The Library Fortress
Guarding the south side of San Francisco State University is a futuristic compound standing six or seven stories tall. They refer to it as the Library named after J. Paul Leonard, and what was a beautiful, idealistic place in theory, is now a fuming cold hearted dystopia. A complete brick of a tower, held together with concrete and misery. And inside... It only gets worse. Young faces, once starved for knowledge, slump back in chairs and now starving for exits. But exits are near impossible to find; buried behind the endless stacks of old volumed books stripped of any pictures of an outside world. The students have been locked away, prisoners, bound to their assignments and forced into silence--stripped of their amendment rights (1st AND 2nd).
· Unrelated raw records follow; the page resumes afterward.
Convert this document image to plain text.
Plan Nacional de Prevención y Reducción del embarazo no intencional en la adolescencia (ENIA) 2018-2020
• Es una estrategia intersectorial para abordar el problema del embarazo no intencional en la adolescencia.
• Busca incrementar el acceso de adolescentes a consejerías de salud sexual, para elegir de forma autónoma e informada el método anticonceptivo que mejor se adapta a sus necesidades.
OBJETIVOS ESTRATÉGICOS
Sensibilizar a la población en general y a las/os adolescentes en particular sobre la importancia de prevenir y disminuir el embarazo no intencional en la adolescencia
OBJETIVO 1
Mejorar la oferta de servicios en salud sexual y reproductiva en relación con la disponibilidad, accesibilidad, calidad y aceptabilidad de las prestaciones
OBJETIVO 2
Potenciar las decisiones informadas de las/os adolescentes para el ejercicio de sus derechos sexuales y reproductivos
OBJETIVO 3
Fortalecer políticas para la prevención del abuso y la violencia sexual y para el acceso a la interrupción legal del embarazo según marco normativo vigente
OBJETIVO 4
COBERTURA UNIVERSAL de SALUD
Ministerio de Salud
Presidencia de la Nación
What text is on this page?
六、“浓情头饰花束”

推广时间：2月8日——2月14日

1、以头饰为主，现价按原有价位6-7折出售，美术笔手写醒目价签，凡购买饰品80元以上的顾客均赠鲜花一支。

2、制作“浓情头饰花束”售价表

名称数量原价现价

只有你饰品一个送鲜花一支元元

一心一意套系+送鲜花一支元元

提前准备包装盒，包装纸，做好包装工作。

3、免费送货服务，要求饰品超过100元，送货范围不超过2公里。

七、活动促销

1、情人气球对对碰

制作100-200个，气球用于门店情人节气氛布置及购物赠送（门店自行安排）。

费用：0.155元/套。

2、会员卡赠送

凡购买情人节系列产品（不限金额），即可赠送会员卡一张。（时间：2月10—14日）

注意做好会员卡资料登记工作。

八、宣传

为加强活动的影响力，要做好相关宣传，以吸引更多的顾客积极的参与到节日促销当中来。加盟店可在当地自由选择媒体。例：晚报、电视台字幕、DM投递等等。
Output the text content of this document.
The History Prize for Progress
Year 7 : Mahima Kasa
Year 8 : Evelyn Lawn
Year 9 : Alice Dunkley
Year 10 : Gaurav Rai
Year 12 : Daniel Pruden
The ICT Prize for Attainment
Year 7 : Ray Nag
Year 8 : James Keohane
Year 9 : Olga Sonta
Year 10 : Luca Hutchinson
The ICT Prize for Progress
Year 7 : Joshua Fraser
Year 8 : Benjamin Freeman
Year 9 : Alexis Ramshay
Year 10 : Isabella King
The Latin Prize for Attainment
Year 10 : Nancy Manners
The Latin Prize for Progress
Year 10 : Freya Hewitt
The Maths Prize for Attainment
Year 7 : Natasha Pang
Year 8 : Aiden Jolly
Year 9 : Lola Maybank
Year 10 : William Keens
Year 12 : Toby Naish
And the keepers of the library? Well, they're none other than the cyborgs originally designed to assist the knowledge seeking. Now they are the key masters, and the keepers of voices--the keepers of misery. Something must have gone wrong with their programming, unfortunately, nobody who enters can keep consciously focused long enough to find out. It can only be said to everyone to beware the treacherous fortress of "Library".
The MySpace & Facebook Lounges
Throughout campus, the school has set up numerous computer labs so that at any time of the day, students can keep tabs on their myspaces and their facebooks. All one needs is to be a registered student and you'll be granted access to one of these satellite myspace/facebook computers. The school has made things truly convenient for all of its students. Of course, it can't keep eyes on every computer, and sometimes freeloaders will slip in through the cracks. Vandals use these myspace and facebook computers to work on school assignments like essays or editing projects. It's amazing how disrespectful some students can be with taking computers away from true and diligent myspace and facebookers. The Dean is currently in work of a project to ban these "school-aholics" once and for all, in an effort to win back the computers for their true intention-- to provide to the second notification of 'new picture comments' and 'pokes'.